A multa a pedestres e ciclistas já constava do Código de Trânsito Brasileiro, de 1997. Em 2017, o órgão responsável pela regulamentação das leis do trânsito, o Contran, emitiu uma resolução 706/17, anunciando que isso seria feito em 2019. A partir de agora, os municípios terão que anunciar suas medidas para cumprir a lei. Você pode ser multado se:
- Andar na rua
- Permanecer na rua
- Atravessar fora da faixa
E outros casos, conforme os artigos 254 e 255 do CTB.
Ou seja, seremos todos multados.
Você sai com o carrinho de bebê mas a calçada está toda esburacada e você desce até a rua para conseguir andar. E é multada.
Você sai de um jogo de futebol e segue a multidão que toma as ruas. E é multado.
Você atravessa a rua no meio do quarteirão para conseguir ter um mínimo de certeza de que não vai ser atropelado na esquina. E é multado.
Ou seja, não é só andar que está ameaçado. É a própria permanência na rua.
Dá até para entender por que o legislador propôs algo assim. O trânsito brasileiro mata 37 mil pessoas por ano.

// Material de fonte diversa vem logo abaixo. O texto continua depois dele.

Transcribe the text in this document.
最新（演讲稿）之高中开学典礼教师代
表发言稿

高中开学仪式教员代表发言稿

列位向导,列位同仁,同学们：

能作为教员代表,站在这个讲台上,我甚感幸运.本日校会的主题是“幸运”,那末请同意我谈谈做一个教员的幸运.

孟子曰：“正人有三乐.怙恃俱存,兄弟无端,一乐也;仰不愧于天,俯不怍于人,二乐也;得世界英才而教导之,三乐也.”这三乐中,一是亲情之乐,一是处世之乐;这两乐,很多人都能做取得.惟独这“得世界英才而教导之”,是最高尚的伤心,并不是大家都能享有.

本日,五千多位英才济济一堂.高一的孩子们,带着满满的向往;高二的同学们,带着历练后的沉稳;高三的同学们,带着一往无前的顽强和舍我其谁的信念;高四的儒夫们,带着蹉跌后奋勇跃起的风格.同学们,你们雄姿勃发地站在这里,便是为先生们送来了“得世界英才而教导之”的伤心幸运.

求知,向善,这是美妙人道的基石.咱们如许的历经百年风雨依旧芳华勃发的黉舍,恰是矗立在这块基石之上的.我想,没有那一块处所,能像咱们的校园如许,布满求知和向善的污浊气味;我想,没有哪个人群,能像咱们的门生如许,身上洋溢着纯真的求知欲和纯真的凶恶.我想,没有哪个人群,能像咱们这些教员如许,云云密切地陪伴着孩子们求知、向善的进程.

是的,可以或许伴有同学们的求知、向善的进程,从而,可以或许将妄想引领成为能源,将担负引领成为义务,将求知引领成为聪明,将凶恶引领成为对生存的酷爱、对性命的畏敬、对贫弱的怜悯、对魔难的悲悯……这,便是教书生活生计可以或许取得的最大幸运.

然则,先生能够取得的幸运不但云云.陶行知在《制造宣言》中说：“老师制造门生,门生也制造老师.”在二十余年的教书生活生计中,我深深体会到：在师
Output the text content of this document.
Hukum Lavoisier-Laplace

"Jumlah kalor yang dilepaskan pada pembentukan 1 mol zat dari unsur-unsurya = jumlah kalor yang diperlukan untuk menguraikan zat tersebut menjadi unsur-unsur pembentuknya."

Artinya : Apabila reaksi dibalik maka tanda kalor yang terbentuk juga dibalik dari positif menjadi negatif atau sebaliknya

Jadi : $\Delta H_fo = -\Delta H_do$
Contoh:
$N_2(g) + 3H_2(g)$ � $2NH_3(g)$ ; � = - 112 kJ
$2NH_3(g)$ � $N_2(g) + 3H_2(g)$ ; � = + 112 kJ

Só em São Paulo, são quase 900 pessoas por ano, a maior parte de pedestres. Entretanto, uma proposta como essa revela um desconhecimento da realidade das cidades brasileiras e – eu apostaria nisso – uma falta de se colocar no papel do pedestre para tomar decisões.
Há pelo menos três razões para pensar melhor antes de seguir adiante com uma lei dessas.
Primeira razão: a lei é impossível de ser cumprida
Não é preciso dar muitas voltas para constatar que as calçadas de São Paulo repelem os pedestres e muitas vezes os empurram para as ruas. Carros estacionados calçada, sacos de lixo, calçadas estreitas, postes, grades e mesas. E há muitos lugares onde simplesmente não há calçadas, principalmente nas ruas da periferia.
Segunda razão: a lei é injusta
Numa cidade ideal, com calçadas largas, lisas, bem cuidadas, com faixas de pedestre em toda parte, motoristas educados, semáforos que funcionam, é possível pensar em exigir um comportamento exemplar das pessoas que andam a pé.
São Paulo é construída para o fluxo de automóveis e quem anda a pé tem que se adaptar a um sistema inamistoso e perigoso.
Terceira. A lei não pode ser fiscalizada
Em São Paulo, estima-se que o percentual dos deslocamentos que envolvem o pé seja próximo de 90%. São aqueles que vão a pé para a escola, o trabalho. E também aqueles que usam o pé para chegar até um ponto de ônibus, uma estação de trem. E ainda inclui aqueles que andam pelo menos um minuto para chegar até um aplicativo, um táxi ou para pegar o carro num estacionamento. Em algum momento do dia, quase todo mundo (com a exceção de quem só usa carro e tem estacionamento tanto na residência como no destino), anda um pouco a pé.
Essa massa de pessoas – todos nós – será, do dia para a noite, fiscalizada. São 19,5 milhões de deslocamentos diários, em trajetos distintos, desde a periferia mais desprovida de infraestrutura até os calçadões do centro. Seremos todos vigiados, fiscalizados em nosso ato mais básico – andar a pé.
Uma questão prática surge: Como identificar um infrator? Pedir CPF, comprovante de endereço? Seremos obrigados a andar com uma placa de identificação?
“Fulano de tal, licença de pedestre número 1234”.
E, diante disso tudo, a pergunta inevitável: quem vai fiscalizar isso?
Perguntou-se à Prefeitura de São Paulo qual é a posição sobre a legislação. A resposta é que, enquanto não for regulamentada pelos órgãos federais, não há elementos para informar sobre a nova lei.